Interview de Stéphane Traineau (2e partie)

Judo : les actualités du judo en France et dans le monde / Interview / vendredi 10 fevrier 2012 / source : alljudo.net


Officiellement candidat à la présidence de la FFJDA depuis le 5 février, Stéphane Traineau s'était entretenu avec alljudo il y a quelques semaines. 2e partie de l'interview.

Vous évoquez beaucoup les clubs. Sont-ils au centre de votre projet ?
Le club est le premier maillon de la chaîne et à ce titre-là, il est évidemment au coeur de tout le projet que je souhaite défendre et mettre en place. Aujourd'hui les clubs sont au service de la fédération, alors que cela devrait être l'inverse. Les clubs se battent pour recruter et fidéliser des licenciés, et par ce biais ils font rentrer l'argent dans les caisses. Mais qu'ont-ils en retour ? Quels services ? Avec quelle qualité ? Le club doit retrouver une place centrale, il doit être l'objet principal des préoccupations de la fédération.

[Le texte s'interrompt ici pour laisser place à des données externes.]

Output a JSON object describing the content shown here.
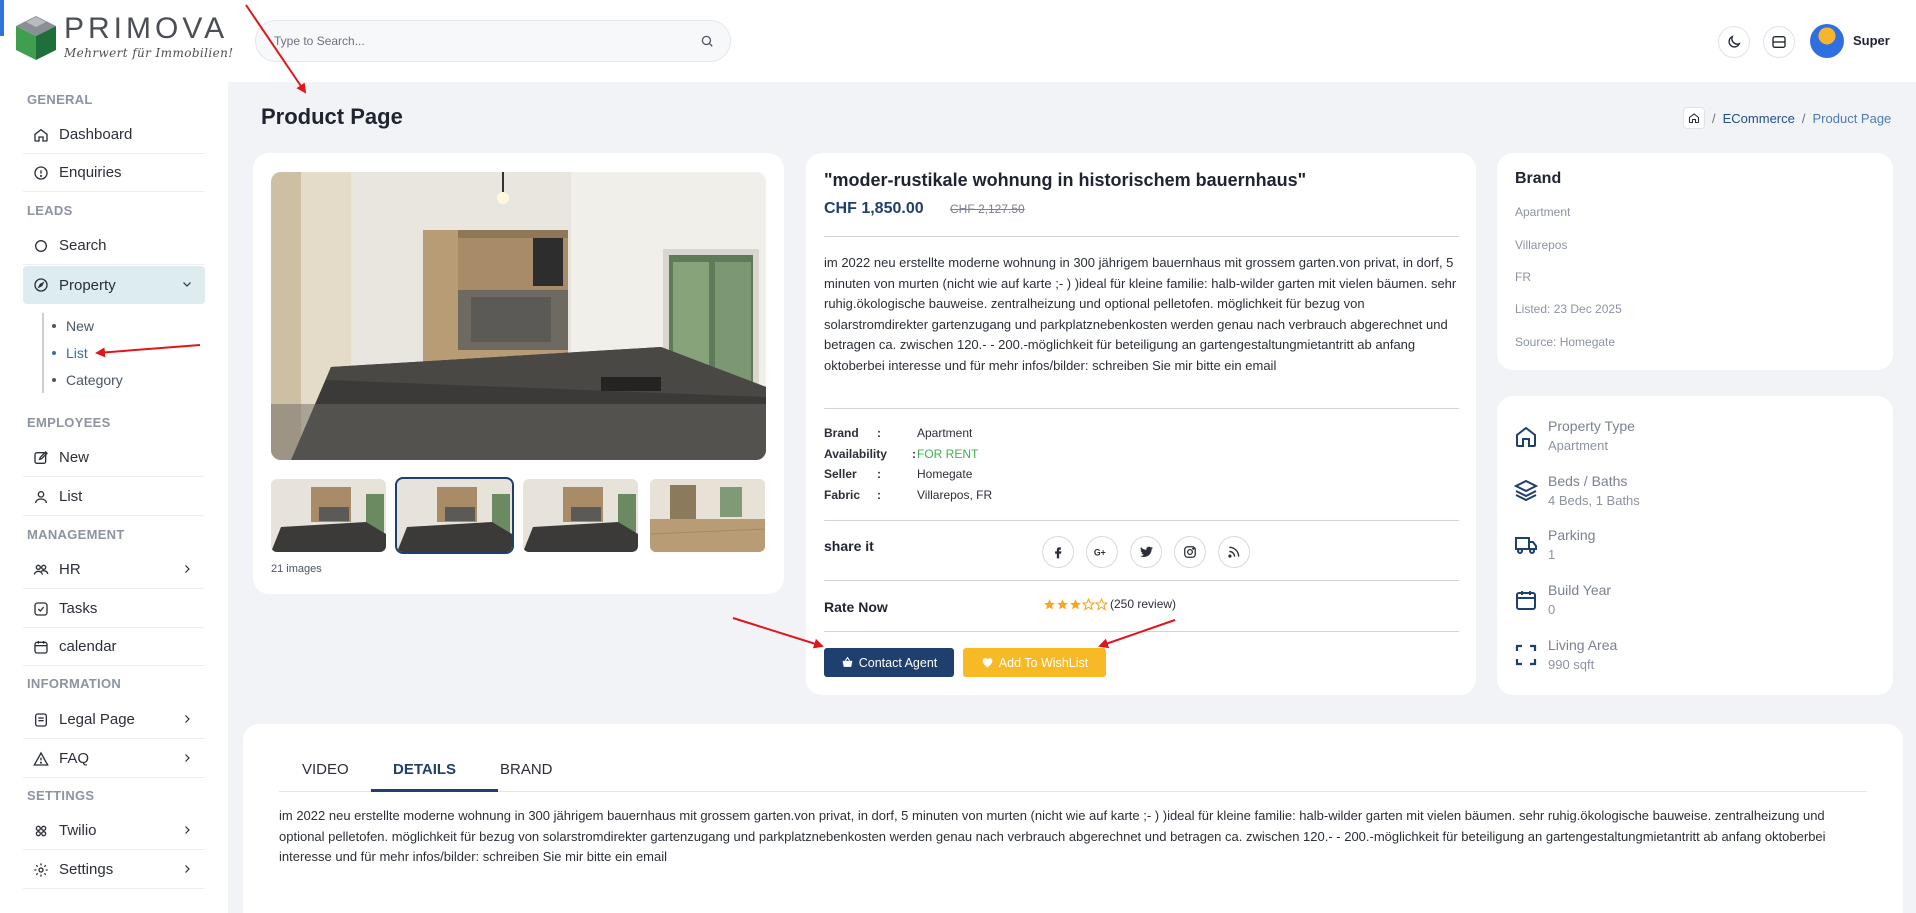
{
  "logo": {
    "name": "PRIMOVA",
    "tagline": "Mehrwert für Immobilien!"
  },
  "search": {
    "placeholder": "Type to Search..."
  },
  "user": {
    "name": "Super"
  },
  "sidebar": {
    "sections": {
      "general": "GENERAL",
      "leads": "LEADS",
      "employees": "EMPLOYEES",
      "management": "MANAGEMENT",
      "information": "INFORMATION",
      "settings": "SETTINGS"
    },
    "items": {
      "dashboard": "Dashboard",
      "enquiries": "Enquiries",
      "search": "Search",
      "property": "Property",
      "property_new": "New",
      "property_list": "List",
      "property_category": "Category",
      "employees_new": "New",
      "employees_list": "List",
      "hr": "HR",
      "tasks": "Tasks",
      "calendar": "calendar",
      "legal_page": "Legal Page",
      "faq": "FAQ",
      "twilio": "Twilio",
      "settings": "Settings"
    }
  },
  "page": {
    "title": "Product Page"
  },
  "breadcrumb": {
    "link": "ECommerce",
    "current": "Product Page",
    "sep": "/"
  },
  "gallery": {
    "image_count": "21 images"
  },
  "product": {
    "title": "\"moder-rustikale wohnung in historischem bauernhaus\"",
    "price": "CHF 1,850.00",
    "old_price": "CHF 2,127.50",
    "description": "im 2022 neu erstellte moderne wohnung in 300 jährigem bauernhaus mit grossem garten.von privat, in dorf, 5 minuten von murten (nicht wie auf karte ;- ) )ideal für kleine familie: halb-wilder garten mit vielen bäumen. sehr ruhig.ökologische bauweise. zentralheizung und optional pelletofen. möglichkeit für bezug von solarstromdirekter gartenzugang und parkplatznebenkosten werden genau nach verbrauch abgerechnet und betragen ca. zwischen 120.- - 200.-möglichkeit für beteiligung an gartengestaltungmietantritt ab anfang oktoberbei interesse und für mehr infos/bilder: schreiben Sie mir bitte ein email",
    "specs": {
      "colon": ":",
      "brand_label": "Brand",
      "brand_value": "Apartment",
      "availability_label": "Availability",
      "availability_value": "FOR RENT",
      "seller_label": "Seller",
      "seller_value": "Homegate",
      "fabric_label": "Fabric",
      "fabric_value": "Villarepos, FR"
    },
    "share_label": "share it",
    "rate_label": "Rate Now",
    "rating": 3,
    "rating_max": 5,
    "review_text": "(250 review)",
    "contact_button": "Contact Agent",
    "wishlist_button": "Add To WishList"
  },
  "brand_card": {
    "title": "Brand",
    "type": "Apartment",
    "city": "Villarepos",
    "country": "FR",
    "listed": "Listed: 23 Dec 2025",
    "source": "Source: Homegate"
  },
  "features": [
    {
      "label": "Property Type",
      "value": "Apartment",
      "icon": "home-icon"
    },
    {
      "label": "Beds / Baths",
      "value": "4 Beds, 1 Baths",
      "icon": "layers-icon"
    },
    {
      "label": "Parking",
      "value": "1",
      "icon": "truck-icon"
    },
    {
      "label": "Build Year",
      "value": "0",
      "icon": "calendar-icon"
    },
    {
      "label": "Living Area",
      "value": "990 sqft",
      "icon": "expand-icon"
    }
  ],
  "tabs": {
    "video": "VIDEO",
    "details": "DETAILS",
    "brand": "BRAND",
    "active": "DETAILS"
  },
  "details_text": "im 2022 neu erstellte moderne wohnung in 300 jährigem bauernhaus mit grossem garten.von privat, in dorf, 5 minuten von murten (nicht wie auf karte ;- ) )ideal für kleine familie: halb-wilder garten mit vielen bäumen. sehr ruhig.ökologische bauweise. zentralheizung und optional pelletofen. möglichkeit für bezug von solarstromdirekter gartenzugang und parkplatznebenkosten werden genau nach verbrauch abgerechnet und betragen ca. zwischen 120.- - 200.-möglichkeit für beteiligung an gartengestaltungmietantritt ab anfang oktoberbei interesse und für mehr infos/bilder: schreiben Sie mir bitte ein email",
  "colors": {
    "primary": "#1f3f6e",
    "warning": "#f7b924",
    "success": "#3fb24f",
    "annotation": "#e0161b",
    "active_nav": "#dcecef"
  }
}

On imagine que dans cette réflexion, le rôle et la place du professeur tiennent également une place importante?
Tout à fait. Le professeur est la pierre angulaire du club, son âme. Malheureusement à l'heure actuelle, de nombreux professeurs se partagent entre 3 ou 4 clubs, n'enseignent pratiquement qu'à des enfants et gagnent mal leur vie. Partant de ce constat la qualité ne peut pas être au rendez-vous. Si la Fédération reste là à attendre que le professeur se débrouille tout seul pour faire rentrer des licences, cela ne peut pas fonctionner. La Fédération à le devoir d'aider, de former, d'accompagner les professeurs et de se pencher sur la question de leur confort matériel. Si on ne fait pas cela, il y aura de moins en moins d'enseignants de qualité. A terme, avec les qualifications permettant l'enseignement du judo de manière bénévole, je crains que le niveau de l'enseignement soit tiré vers le bas.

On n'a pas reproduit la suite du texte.